Balta looked confused and shook his head. “There have always been differing accounts about the location of Pachacuti’s final resting place, but recently discovered documents from the Sixteenth Century suggest he was buried in Toqocachi, which was the Imperial City of the Incas in present-day San Blas.”

“So what you’re saying is we don’t know where his tomb is?”

“Yes, up until today, but now this sketch might have changed all that.”

“I admit it’s pretty interesting,” Scarlet said. “For once.”

“If you think this is interesting now, wait until I tell you about this symbol here.” As he spoke he indicated the penultimate symbol — a small stepped cross with twelve points around on its outer edge and a circle in the center.

“A weird cross thing with scratches in the middle of it?” Lea said.

Balta looked up at her. “It’s not a weird cross, but a chakana, or the Andean cross. It represents a simplified compass, and the scratches are not scratches, my dear.”

“Then what are they?”

“They are a rendering of what the Inca called talking knots, or quipus.”

“Come again, doc,” Scarlet said.

He looked at her, confused.

Lea rolled her eyes. “She means please explain further, Professor Balta.”

“Ah…”

“I read about those once,” Lexi said. “Aren’t they the Inca system of measuring distances and time and whatever?”

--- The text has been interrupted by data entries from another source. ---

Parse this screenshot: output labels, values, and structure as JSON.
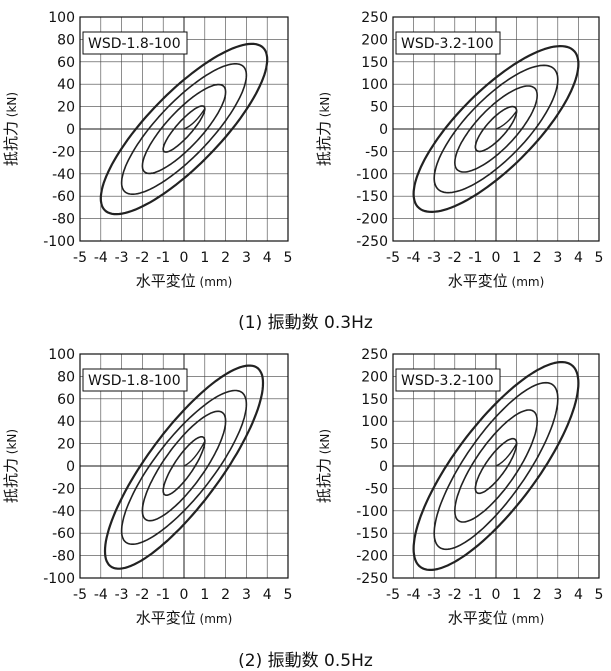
{
  "captions": {
    "top": "(1) 振動数 0.3Hz",
    "bottom": "(2) 振動数 0.5Hz"
  },
  "colors": {
    "axis": "#111111",
    "grid": "#444444",
    "curve": "#222222"
  },
  "chart_data": [
    {
      "type": "line",
      "label": "WSD-1.8-100",
      "frequency": "0.3Hz",
      "xlabel": "水平変位",
      "xunit": "(mm)",
      "ylabel": "抵抗力",
      "yunit": "(kN)",
      "xlim": [
        -5,
        5
      ],
      "ylim": [
        -100,
        100
      ],
      "xticks": [
        -5,
        -4,
        -3,
        -2,
        -1,
        0,
        1,
        2,
        3,
        4,
        5
      ],
      "yticks": [
        -100,
        -80,
        -60,
        -40,
        -20,
        0,
        20,
        40,
        60,
        80,
        100
      ],
      "grid": true,
      "loops": [
        {
          "amp": 1,
          "top": 18,
          "bot": -18,
          "leadUp": -10,
          "leadDown": 10,
          "w": 1.6
        },
        {
          "amp": 2,
          "top": 33,
          "bot": -33,
          "leadUp": -22,
          "leadDown": 22,
          "w": 1.6
        },
        {
          "amp": 3,
          "top": 48,
          "bot": -48,
          "leadUp": -33,
          "leadDown": 33,
          "w": 1.6
        },
        {
          "amp": 4,
          "top": 62,
          "bot": -62,
          "leadUp": -44,
          "leadDown": 44,
          "w": 2.2
        }
      ]
    },
    {
      "type": "line",
      "label": "WSD-3.2-100",
      "frequency": "0.3Hz",
      "xlabel": "水平変位",
      "xunit": "(mm)",
      "ylabel": "抵抗力",
      "yunit": "(kN)",
      "xlim": [
        -5,
        5
      ],
      "ylim": [
        -250,
        250
      ],
      "xticks": [
        -5,
        -4,
        -3,
        -2,
        -1,
        0,
        1,
        2,
        3,
        4,
        5
      ],
      "yticks": [
        -250,
        -200,
        -150,
        -100,
        -50,
        0,
        50,
        100,
        150,
        200,
        250
      ],
      "grid": true,
      "loops": [
        {
          "amp": 1,
          "top": 40,
          "bot": -40,
          "leadUp": -30,
          "leadDown": 30,
          "w": 1.6
        },
        {
          "amp": 2,
          "top": 75,
          "bot": -75,
          "leadUp": -60,
          "leadDown": 60,
          "w": 1.6
        },
        {
          "amp": 3,
          "top": 110,
          "bot": -110,
          "leadUp": -90,
          "leadDown": 90,
          "w": 1.6
        },
        {
          "amp": 4,
          "top": 145,
          "bot": -145,
          "leadUp": -115,
          "leadDown": 115,
          "w": 2.2
        }
      ]
    },
    {
      "type": "line",
      "label": "WSD-1.8-100",
      "frequency": "0.5Hz",
      "xlabel": "水平変位",
      "xunit": "(mm)",
      "ylabel": "抵抗力",
      "yunit": "(kN)",
      "xlim": [
        -5,
        5
      ],
      "ylim": [
        -100,
        100
      ],
      "xticks": [
        -5,
        -4,
        -3,
        -2,
        -1,
        0,
        1,
        2,
        3,
        4,
        5
      ],
      "yticks": [
        -100,
        -80,
        -60,
        -40,
        -20,
        0,
        20,
        40,
        60,
        80,
        100
      ],
      "grid": true,
      "loops": [
        {
          "amp": 1,
          "top": 22,
          "bot": -22,
          "leadUp": -14,
          "leadDown": 14,
          "w": 1.6
        },
        {
          "amp": 2,
          "top": 40,
          "bot": -40,
          "leadUp": -28,
          "leadDown": 28,
          "w": 1.6
        },
        {
          "amp": 3,
          "top": 55,
          "bot": -58,
          "leadUp": -40,
          "leadDown": 38,
          "w": 1.6
        },
        {
          "amp": 3.8,
          "top": 74,
          "bot": -76,
          "leadUp": -52,
          "leadDown": 50,
          "w": 2.2
        }
      ]
    },
    {
      "type": "line",
      "label": "WSD-3.2-100",
      "frequency": "0.5Hz",
      "xlabel": "水平変位",
      "xunit": "(mm)",
      "ylabel": "抵抗力",
      "yunit": "(kN)",
      "xlim": [
        -5,
        5
      ],
      "ylim": [
        -250,
        250
      ],
      "xticks": [
        -5,
        -4,
        -3,
        -2,
        -1,
        0,
        1,
        2,
        3,
        4,
        5
      ],
      "yticks": [
        -250,
        -200,
        -150,
        -100,
        -50,
        0,
        50,
        100,
        150,
        200,
        250
      ],
      "grid": true,
      "loops": [
        {
          "amp": 1,
          "top": 50,
          "bot": -50,
          "leadUp": -35,
          "leadDown": 35,
          "w": 1.6
        },
        {
          "amp": 2,
          "top": 100,
          "bot": -100,
          "leadUp": -75,
          "leadDown": 75,
          "w": 1.6
        },
        {
          "amp": 3,
          "top": 150,
          "bot": -150,
          "leadUp": -110,
          "leadDown": 110,
          "w": 1.6
        },
        {
          "amp": 4,
          "top": 185,
          "bot": -185,
          "leadUp": -140,
          "leadDown": 140,
          "w": 2.2
        }
      ]
    }
  ]
}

“The term you’re struggling to find is Inca metronomy,” Ryan said.

“The man is right,” Balta said.

“And what do these quipus tell us, professor?” Lea asked.

“The markings are for Fifty Tupus, and then Fifty Rikras.”

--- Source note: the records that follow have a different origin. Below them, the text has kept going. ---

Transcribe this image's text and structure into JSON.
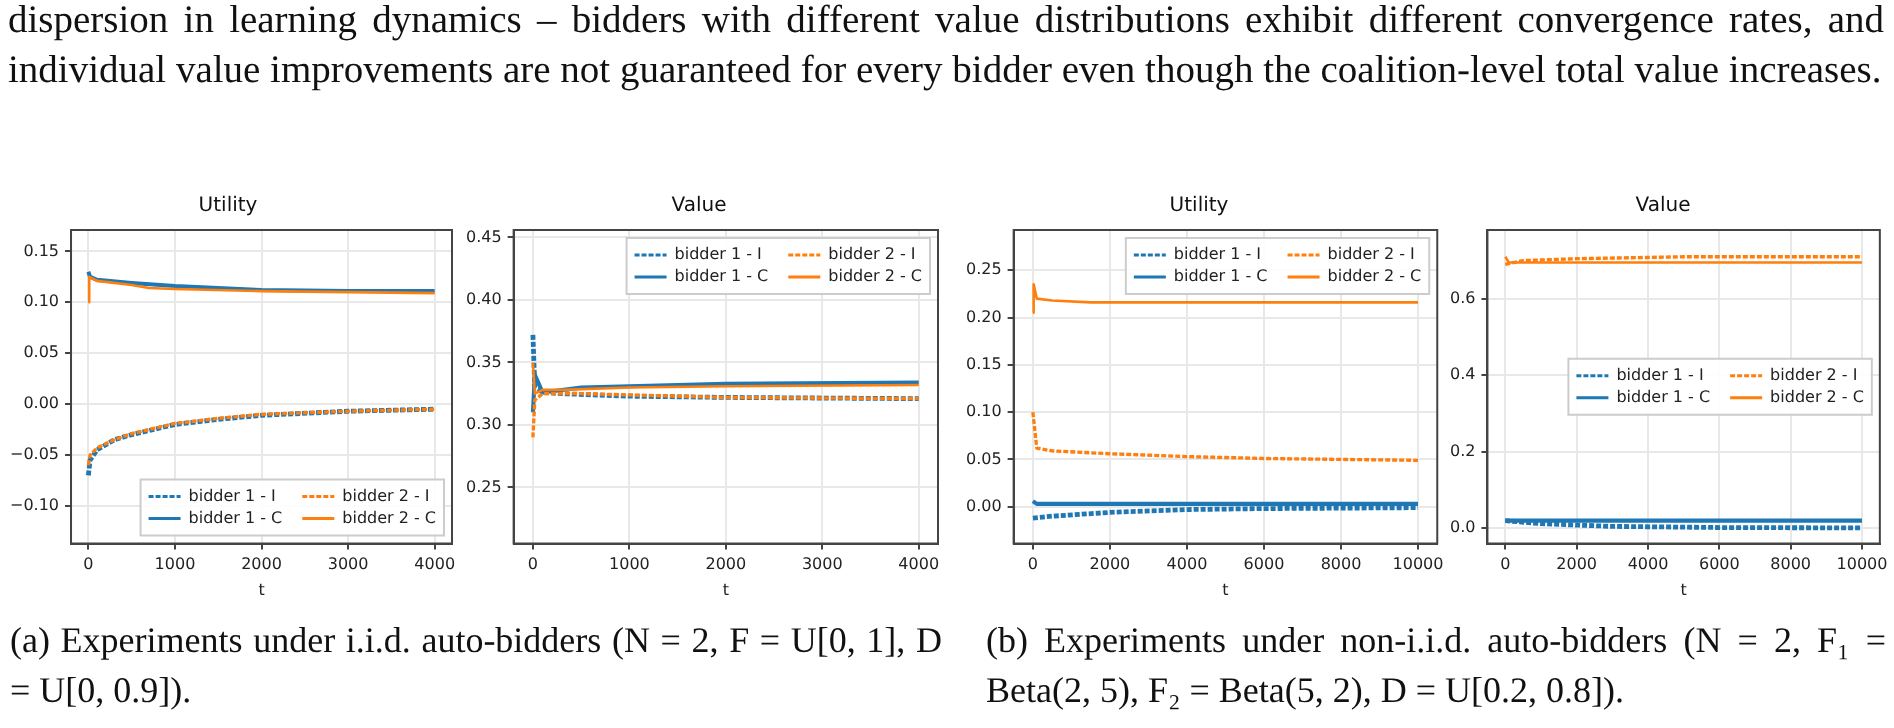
{
  "chart_data": [
    {
      "type": "line",
      "title": "Utility",
      "xlabel": "t",
      "annotations": [
        "dispersion in learning dynamics – bidders with different value distributions exhibit different convergence rates, and individual value improvements are not guaranteed for every bidder even though the coalition-level total value increases.",
        "(a) Experiments under i.i.d. auto-bidders (N = 2, F = U[0, 1], D = U[0, 0.9])."
      ],
      "xlim": [
        -200,
        4200
      ],
      "xticks": [
        0,
        1000,
        2000,
        3000,
        4000
      ],
      "ylim": [
        -0.137,
        0.171
      ],
      "yticks": [
        {
          "value": -0.1,
          "label": "−0.10"
        },
        {
          "value": -0.05,
          "label": "−0.05"
        },
        {
          "value": 0,
          "label": "0.00"
        },
        {
          "value": 0.05,
          "label": "0.05"
        },
        {
          "value": 0.1,
          "label": "0.10"
        },
        {
          "value": 0.15,
          "label": "0.15"
        }
      ],
      "grid": true,
      "legend": "bottom right",
      "marker": "none",
      "series": [
        {
          "name": "bidder 1 - I",
          "color": "#1f77b4",
          "line_style": "dashed",
          "x": [
            0,
            20,
            100,
            300,
            500,
            1000,
            1500,
            2000,
            3000,
            4000
          ],
          "values": [
            -0.07,
            -0.055,
            -0.045,
            -0.035,
            -0.03,
            -0.02,
            -0.015,
            -0.011,
            -0.007,
            -0.005
          ]
        },
        {
          "name": "bidder 1 - C",
          "color": "#1f77b4",
          "line_style": "solid",
          "x": [
            0,
            20,
            100,
            500,
            1000,
            2000,
            3000,
            4000
          ],
          "values": [
            0.13,
            0.125,
            0.122,
            0.119,
            0.116,
            0.112,
            0.111,
            0.111
          ]
        },
        {
          "name": "bidder 2 - I",
          "color": "#ff7f0e",
          "line_style": "dashed",
          "x": [
            0,
            20,
            100,
            300,
            500,
            1000,
            1500,
            2000,
            3000,
            4000
          ],
          "values": [
            -0.06,
            -0.05,
            -0.043,
            -0.035,
            -0.029,
            -0.019,
            -0.014,
            -0.01,
            -0.007,
            -0.005
          ]
        },
        {
          "name": "bidder 2 - C",
          "color": "#ff7f0e",
          "line_style": "solid",
          "x": [
            0,
            10,
            100,
            500,
            700,
            1000,
            2000,
            3000,
            4000
          ],
          "values": [
            0.1,
            0.125,
            0.121,
            0.117,
            0.114,
            0.113,
            0.111,
            0.11,
            0.109
          ]
        }
      ]
    },
    {
      "type": "line",
      "title": "Value",
      "xlabel": "t",
      "xlim": [
        -200,
        4200
      ],
      "xticks": [
        0,
        1000,
        2000,
        3000,
        4000
      ],
      "ylim": [
        0.205,
        0.456
      ],
      "yticks": [
        {
          "value": 0.25,
          "label": "0.25"
        },
        {
          "value": 0.3,
          "label": "0.30"
        },
        {
          "value": 0.35,
          "label": "0.35"
        },
        {
          "value": 0.4,
          "label": "0.40"
        },
        {
          "value": 0.45,
          "label": "0.45"
        }
      ],
      "grid": true,
      "legend": "top right",
      "marker": "none",
      "series": [
        {
          "name": "bidder 1 - I",
          "color": "#1f77b4",
          "line_style": "dashed",
          "x": [
            0,
            20,
            100,
            300,
            1000,
            2000,
            4000
          ],
          "values": [
            0.372,
            0.33,
            0.326,
            0.325,
            0.323,
            0.322,
            0.321
          ]
        },
        {
          "name": "bidder 1 - C",
          "color": "#1f77b4",
          "line_style": "solid",
          "x": [
            0,
            20,
            100,
            300,
            500,
            1000,
            2000,
            4000
          ],
          "values": [
            0.31,
            0.34,
            0.326,
            0.328,
            0.33,
            0.331,
            0.333,
            0.334
          ]
        },
        {
          "name": "bidder 2 - I",
          "color": "#ff7f0e",
          "line_style": "dashed",
          "x": [
            0,
            20,
            100,
            500,
            1000,
            2000,
            4000
          ],
          "values": [
            0.29,
            0.32,
            0.325,
            0.325,
            0.324,
            0.322,
            0.321
          ]
        },
        {
          "name": "bidder 2 - C",
          "color": "#ff7f0e",
          "line_style": "solid",
          "x": [
            0,
            20,
            100,
            300,
            1000,
            2000,
            4000
          ],
          "values": [
            0.35,
            0.325,
            0.328,
            0.328,
            0.33,
            0.331,
            0.332
          ]
        }
      ]
    },
    {
      "type": "line",
      "title": "Utility",
      "xlabel": "t",
      "annotations": [
        "(b) Experiments under non-i.i.d. auto-bidders (N = 2, F₁ = Beta(2, 5), F₂ = Beta(5, 2), D = U[0.2, 0.8])."
      ],
      "xlim": [
        -500,
        10500
      ],
      "xticks": [
        0,
        2000,
        4000,
        6000,
        8000,
        10000
      ],
      "ylim": [
        -0.039,
        0.2925
      ],
      "yticks": [
        {
          "value": 0,
          "label": "0.00"
        },
        {
          "value": 0.05,
          "label": "0.05"
        },
        {
          "value": 0.1,
          "label": "0.10"
        },
        {
          "value": 0.15,
          "label": "0.15"
        },
        {
          "value": 0.2,
          "label": "0.20"
        },
        {
          "value": 0.25,
          "label": "0.25"
        }
      ],
      "grid": true,
      "legend": "top right",
      "marker": "none",
      "series": [
        {
          "name": "bidder 1 - I",
          "color": "#1f77b4",
          "line_style": "dashed",
          "x": [
            0,
            500,
            2000,
            4000,
            6000,
            10000
          ],
          "values": [
            -0.012,
            -0.01,
            -0.006,
            -0.003,
            -0.002,
            -0.001
          ]
        },
        {
          "name": "bidder 1 - C",
          "color": "#1f77b4",
          "line_style": "solid",
          "x": [
            0,
            100,
            10000
          ],
          "values": [
            0.006,
            0.003,
            0.003
          ]
        },
        {
          "name": "bidder 2 - I",
          "color": "#ff7f0e",
          "line_style": "dashed",
          "x": [
            0,
            100,
            500,
            2000,
            4000,
            6000,
            8000,
            10000
          ],
          "values": [
            0.1,
            0.062,
            0.059,
            0.056,
            0.053,
            0.051,
            0.05,
            0.049
          ]
        },
        {
          "name": "bidder 2 - C",
          "color": "#ff7f0e",
          "line_style": "solid",
          "x": [
            0,
            20,
            100,
            500,
            1500,
            10000
          ],
          "values": [
            0.205,
            0.235,
            0.22,
            0.218,
            0.216,
            0.216
          ]
        }
      ]
    },
    {
      "type": "line",
      "title": "Value",
      "xlabel": "t",
      "xlim": [
        -500,
        10500
      ],
      "xticks": [
        0,
        2000,
        4000,
        6000,
        8000,
        10000
      ],
      "ylim": [
        -0.04,
        0.78
      ],
      "yticks": [
        {
          "value": 0,
          "label": "0.0"
        },
        {
          "value": 0.2,
          "label": "0.2"
        },
        {
          "value": 0.4,
          "label": "0.4"
        },
        {
          "value": 0.6,
          "label": "0.6"
        }
      ],
      "grid": true,
      "legend": "center right",
      "marker": "none",
      "series": [
        {
          "name": "bidder 1 - I",
          "color": "#1f77b4",
          "line_style": "dashed",
          "x": [
            0,
            1000,
            3000,
            6000,
            10000
          ],
          "values": [
            0.02,
            0.012,
            0.005,
            0.002,
            0.001
          ]
        },
        {
          "name": "bidder 1 - C",
          "color": "#1f77b4",
          "line_style": "solid",
          "x": [
            0,
            10000
          ],
          "values": [
            0.02,
            0.02
          ]
        },
        {
          "name": "bidder 2 - I",
          "color": "#ff7f0e",
          "line_style": "dashed",
          "x": [
            0,
            500,
            2000,
            5000,
            10000
          ],
          "values": [
            0.69,
            0.7,
            0.705,
            0.71,
            0.71
          ]
        },
        {
          "name": "bidder 2 - C",
          "color": "#ff7f0e",
          "line_style": "solid",
          "x": [
            0,
            100,
            1000,
            10000
          ],
          "values": [
            0.71,
            0.695,
            0.695,
            0.695
          ]
        }
      ]
    }
  ]
}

“What’s fifty tupus?” Hawke asked.

“A hell of a lot messier than twenty-two poos, I’d think,” Scarlet said.

“Give it a rest, Cairo,” Lea said. “We’re trying to do serious business.”

Scarlet grinned at her. “Fifty Tupus sounds like serious business to me.”

“The tupu,” Balta continued with an admonishing glance at Scarlet, “is an Incan unit of distance, measuring about six kilometers. I think we’re being told to follow the sun and cross if we want to find Pachacuti’s tomb, and from there he will lead us to the Lost City of Paititi.”

“At this Toqocachi place?” Lea asked.

“Maybe,” Balta said. “We’ll need to get a map.”

Hawke turned to face Balta. “I’m concerned the people who stole the mask may come for you next, professor, so we need to hurry. Get Google Earth fired up, Lea.”

“Wait.”

It was Reaper’s voice. He was still watching out the window but now he was pulling his gun from his belt. “I think maybe a little trouble is coming our way.”